TICdb can be searched using a simple web form that allows the user to query the database by gene names. Only gene symbols approved by the HGNC are accepted; for this reason we include a list of valid HGNC gene identifiers, together with alternative aliases and a link to Entrez Gene, that will enable users to check gene aliases and HGNC approved names for their gene(s) of interest [see Additional file 2]. This list can also be accessed via a link to a page in which all HGNC names are hyperlinked, so that clicking on any one of them will perform the database search for that gene and take the user to the results page. This link is clearly shown in all database pages.
Searching for a valid HGNC symbol returns a table showing: i) a number identifying the fusion event; ii) for each partner gene involved in the translocation: the HGNC symbol, the description of the fragment harboring the breakpoint, and the position of the breakpoint within that fragment; and iii) the source of the junction sequence used to map the breakpoints (a cross-reference to either a Genbank or a PubMed record) hyperlinked to their respective databases. Clicking on any HGNC name in the results page will perform a database search for that gene. Fragment descriptions are in the form "ENSTX:IntronX", that is, the Ensembl stable identifier for the transcript, followed by the number of the intron (or exon) of that transcript containing the breakpoint. Fragment names are hyperlinked to Ensembl Exonview, so that the user can easily download the sequence of the fragment and locate the position of the breakpoint. Breakpoints derived from fusion transcript sequences, not mapped at the nucleotide level of resolution, are indicated as "breakpoint = 0". An Excel table with all the records present in the database sorted by gene names is provided [see Additional file 3] and is also easily accessible from the web pages. Searching with the wildcard "%" also returns all the entries in the database.
In the results page, genes are listed as 5' or 3' partner genes, depending on which part of the chimeric transcript is contributed by each gene.

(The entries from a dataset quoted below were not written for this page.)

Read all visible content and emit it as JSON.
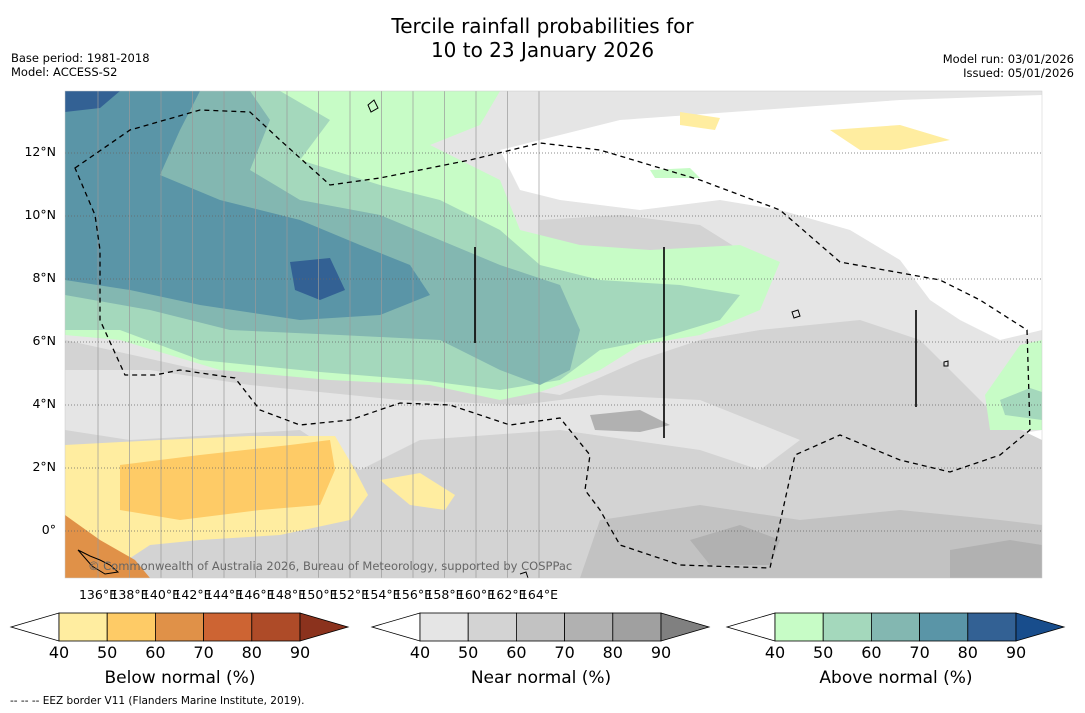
{
  "title": {
    "line1": "Tercile rainfall probabilities for",
    "line2": "10 to 23 January 2026"
  },
  "meta_left": {
    "base_period": "Base period: 1981-2018",
    "model": "Model: ACCESS-S2"
  },
  "meta_right": {
    "model_run": "Model run: 03/01/2026",
    "issued": "Issued: 05/01/2026"
  },
  "map": {
    "lon_labels": [
      "136°E",
      "138°E",
      "140°E",
      "142°E",
      "144°E",
      "146°E",
      "148°E",
      "150°E",
      "152°E",
      "154°E",
      "156°E",
      "158°E",
      "160°E",
      "162°E",
      "164°E"
    ],
    "lat_labels": [
      "12°N",
      "10°N",
      "8°N",
      "6°N",
      "4°N",
      "2°N",
      "0°"
    ],
    "copyright": "© Commonwealth of Australia 2026, Bureau of Meteorology, supported by COSPPac"
  },
  "legend": {
    "below": {
      "title": "Below normal (%)",
      "ticks": [
        "40",
        "50",
        "60",
        "70",
        "80",
        "90"
      ],
      "colors": [
        "#ffffff",
        "#ffeda0",
        "#fecb66",
        "#e09148",
        "#cd6433",
        "#ae4b28",
        "#8b321d"
      ]
    },
    "near": {
      "title": "Near normal (%)",
      "ticks": [
        "40",
        "50",
        "60",
        "70",
        "80",
        "90"
      ],
      "colors": [
        "#ffffff",
        "#e5e5e5",
        "#d3d3d3",
        "#c2c2c2",
        "#b1b1b1",
        "#a0a0a0",
        "#808080"
      ]
    },
    "above": {
      "title": "Above normal (%)",
      "ticks": [
        "40",
        "50",
        "60",
        "70",
        "80",
        "90"
      ],
      "colors": [
        "#ffffff",
        "#c7fcc6",
        "#a4d8bc",
        "#83b7b1",
        "#5a95a7",
        "#336194",
        "#184d8c"
      ]
    }
  },
  "footer": "--  --  -- EEZ border V11 (Flanders Marine Institute, 2019)."
}
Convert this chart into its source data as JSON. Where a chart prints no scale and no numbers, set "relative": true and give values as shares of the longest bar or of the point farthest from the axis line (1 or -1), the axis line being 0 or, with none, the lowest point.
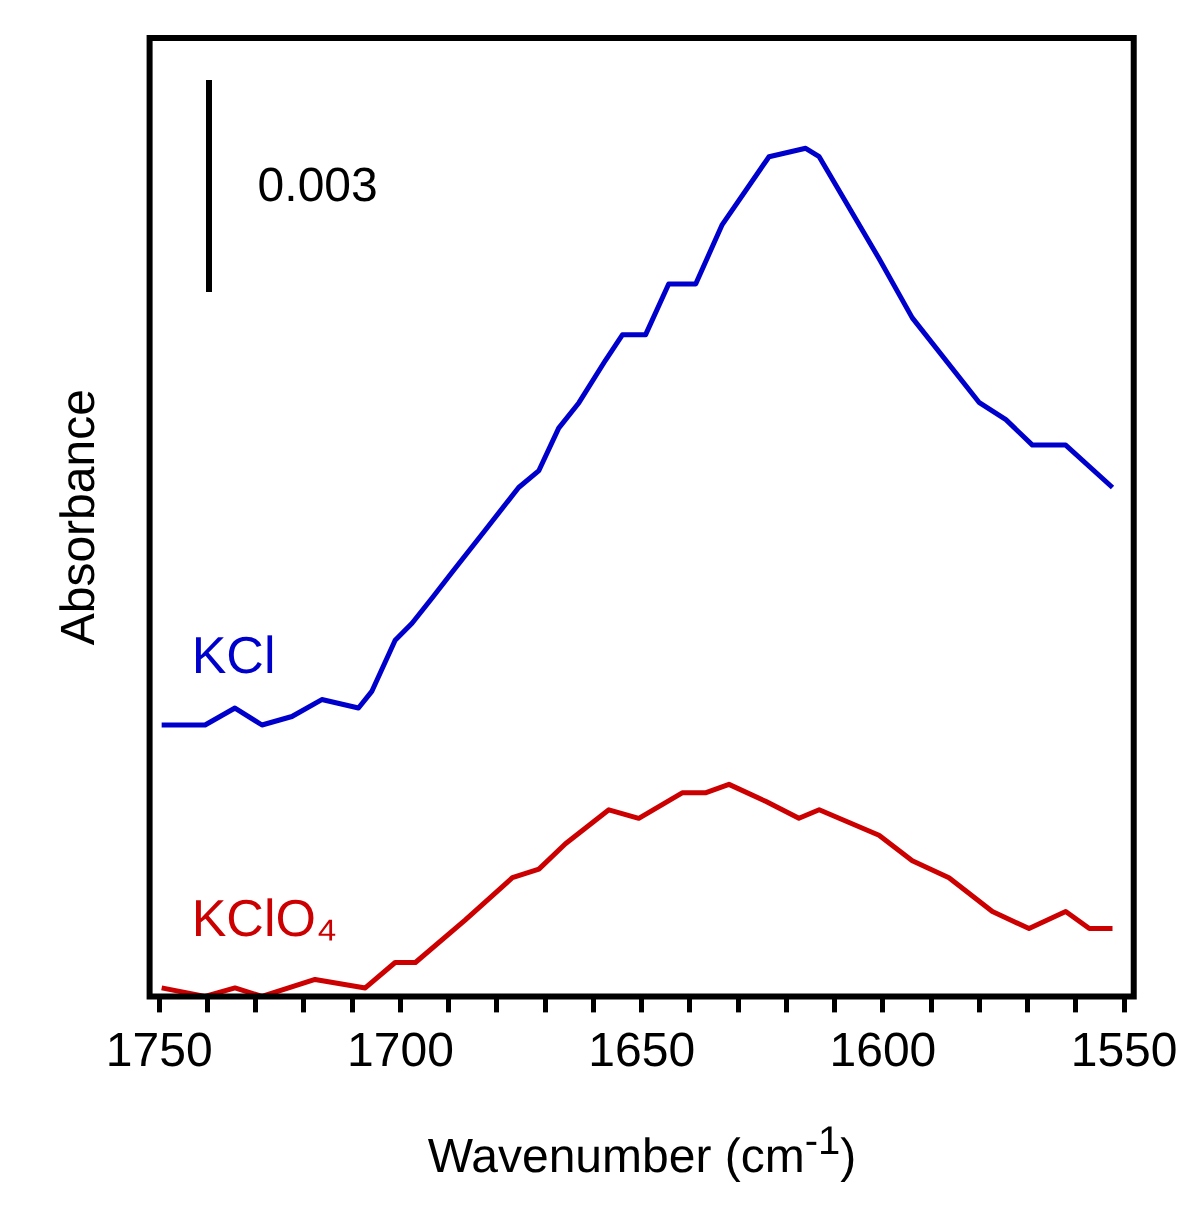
{
  "chart_data": {
    "type": "line",
    "relative": true,
    "xlabel": "Wavenumber (cm$^{-1}$)",
    "ylabel": "Absorbance",
    "xlim": [
      1752,
      1548
    ],
    "xticks": [
      1750,
      {
        "value": 1740,
        "label": null
      },
      {
        "value": 1730,
        "label": null
      },
      {
        "value": 1720,
        "label": null
      },
      {
        "value": 1710,
        "label": null
      },
      1700,
      {
        "value": 1690,
        "label": null
      },
      {
        "value": 1680,
        "label": null
      },
      {
        "value": 1670,
        "label": null
      },
      {
        "value": 1660,
        "label": null
      },
      1650,
      {
        "value": 1640,
        "label": null
      },
      {
        "value": 1630,
        "label": null
      },
      {
        "value": 1620,
        "label": null
      },
      {
        "value": 1610,
        "label": null
      },
      1600,
      {
        "value": 1590,
        "label": null
      },
      {
        "value": 1580,
        "label": null
      },
      {
        "value": 1570,
        "label": null
      },
      {
        "value": 1560,
        "label": null
      },
      1550
    ],
    "grid": false,
    "legend": false,
    "marker": "none",
    "line_style": "solid",
    "annotations": [
      "0.003"
    ],
    "series": [
      {
        "name": "KCl",
        "color": "#0000cc",
        "x": [
          1749.5,
          1746.0,
          1740.5,
          1734.3,
          1728.7,
          1722.5,
          1716.3,
          1708.7,
          1705.9,
          1701.1,
          1697.6,
          1693.4,
          1689.3,
          1682.4,
          1675.5,
          1671.3,
          1667.2,
          1663.0,
          1657.5,
          1654.0,
          1649.2,
          1644.4,
          1638.8,
          1633.3,
          1623.6,
          1616.0,
          1613.2,
          1600.8,
          1593.9,
          1580.0,
          1574.5,
          1569.0,
          1562.1,
          1552.4
        ],
        "values": [
          0.32,
          0.32,
          0.32,
          0.34,
          0.32,
          0.33,
          0.35,
          0.34,
          0.36,
          0.42,
          0.44,
          0.47,
          0.5,
          0.55,
          0.6,
          0.62,
          0.67,
          0.7,
          0.75,
          0.78,
          0.78,
          0.84,
          0.84,
          0.91,
          0.99,
          1.0,
          0.99,
          0.87,
          0.8,
          0.7,
          0.68,
          0.65,
          0.65,
          0.6
        ]
      },
      {
        "name": "KClO₄",
        "color": "#cc0000",
        "x": [
          1749.5,
          1740.5,
          1734.3,
          1728.7,
          1717.7,
          1707.3,
          1701.1,
          1696.9,
          1686.6,
          1676.8,
          1671.3,
          1665.8,
          1656.8,
          1650.6,
          1641.6,
          1636.8,
          1631.9,
          1624.3,
          1617.4,
          1613.2,
          1600.8,
          1593.9,
          1586.3,
          1577.3,
          1569.7,
          1562.1,
          1557.2,
          1552.4
        ],
        "values": [
          0.01,
          0.0,
          0.01,
          0.0,
          0.02,
          0.01,
          0.04,
          0.04,
          0.09,
          0.14,
          0.15,
          0.18,
          0.22,
          0.21,
          0.24,
          0.24,
          0.25,
          0.23,
          0.21,
          0.22,
          0.19,
          0.16,
          0.14,
          0.1,
          0.08,
          0.1,
          0.08,
          0.08
        ]
      }
    ]
  }
}
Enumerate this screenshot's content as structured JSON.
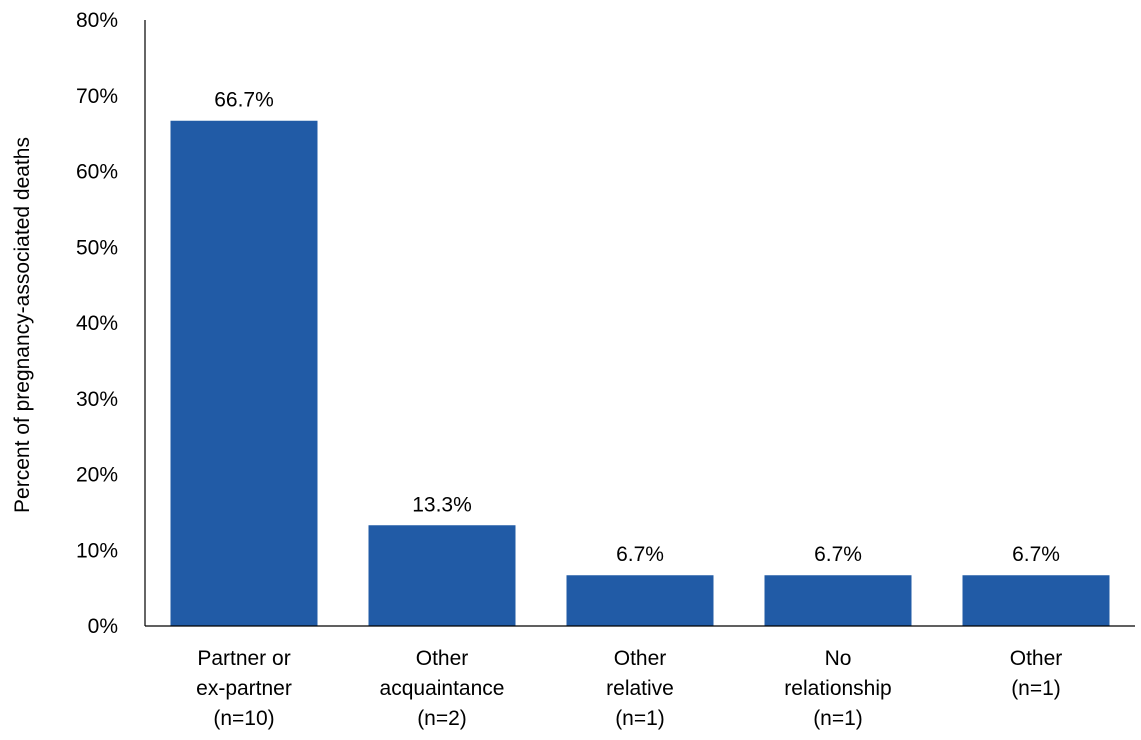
{
  "chart_data": {
    "type": "bar",
    "title": "",
    "xlabel": "",
    "ylabel": "Percent of pregnancy-associated deaths",
    "ylim": [
      0,
      80
    ],
    "yticks": [
      0,
      10,
      20,
      30,
      40,
      50,
      60,
      70,
      80
    ],
    "ytick_labels": [
      "0%",
      "10%",
      "20%",
      "30%",
      "40%",
      "50%",
      "60%",
      "70%",
      "80%"
    ],
    "grid": false,
    "bar_color": "#215BA6",
    "categories": [
      [
        "Partner or",
        "ex-partner",
        "(n=10)"
      ],
      [
        "Other",
        "acquaintance",
        "(n=2)"
      ],
      [
        "Other",
        "relative",
        "(n=1)"
      ],
      [
        "No",
        "relationship",
        "(n=1)"
      ],
      [
        "Other",
        "(n=1)"
      ]
    ],
    "values": [
      66.7,
      13.3,
      6.7,
      6.7,
      6.7
    ],
    "data_labels": [
      "66.7%",
      "13.3%",
      "6.7%",
      "6.7%",
      "6.7%"
    ]
  }
}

In this respect, it should be borne in mind that reciprocal fusion events frequently result in the generation of two chimeric transcripts, each corresponding to one of the translocated chromosomes. However, the oncogenic effect of the translocation is usually attributed to one of the fusion transcripts. For this reason, in these cases we consulted all Pubmed and Genbank sources and arranged the partner genes in the position (5' or 3') in which they appear in the fusion transcript most likely to be responsible for the disease. It should be noted that the same gene can appear as a 5' or 3' partner gene in different translocations.
The 414 unique fragments correspond to 378 introns and 36 exons, confirming that the vast majority of breakpoints (91.3%) are located within introns and that translocations very rarely disrupt exonic sequences. This is further supported by the fact that 15 of the exonic fragments that contain a translocation breakpoint are either the first or the last exon of the respective gene, with the breakpoint either located in the untranslated regions or keeping most of the coding sequence intact.
As mentioned before, all BLAST searches were manually curated. Visual inspection of BLAST outputs is necessary in order to resolve overlaps due to microhomologies, small deletions and insertions, and to choose the Ensembl transcript that is supported by a better annotation. This affords a high quality of the data contained in TICdb, at the cost of a rather time-consuming construction process. For this reason, general upgrades of the database will be performed only when a new NCBI build is released; regular updates including new information are much easier to do and are planned every 6 months.
The information contained in this database can be used to gain biological insights into the mechanisms leading to chromosome translocations in cancer. For instance, we have constructed a network of all the genes rearranged [see Additional file 1]. The content and topology of this network is very similar to that published by Höglund et al. [9], and follows a power law degree distribution. Since the network created by these authors was based on cytogenetic data, it has more nodes than our network. On the other hand, the interactions between nodes in our network are based on molecular data and so substantiate the findings of Höglund et al. at the molecular level.
Most importantly, TICdb should be very useful to those researchers trying to identify sequence motifs or functional and structural features associated with the appearance of a DNA double-strand break. Double-strand breaks are the initiating lesions that trigger a chromosome translocation, and the probability that a genomic region sustains a double-strand break might be dependent on its sequence context. In fact, several studies have shown that specific sequence motifs are significantly associated with translocation breakpoints in selected genes in some tumor types [10, 11], but genome-wide studies have been hindered by the lack of molecular data describing the location of all published translocation breakpoints in all types of malignancies, which is precisely the information provided by TICdb. In this regard, we have previously analyzed a smaller version of this database and could identify some structural features common to all translocations in human cancer [12]. Analyses such as this were very challenging, since the data required to perform them are scattered throughout several databases or in the literature. We expect that TICdb will greatly facilitate this task and thus become a useful resource in cancer genomics.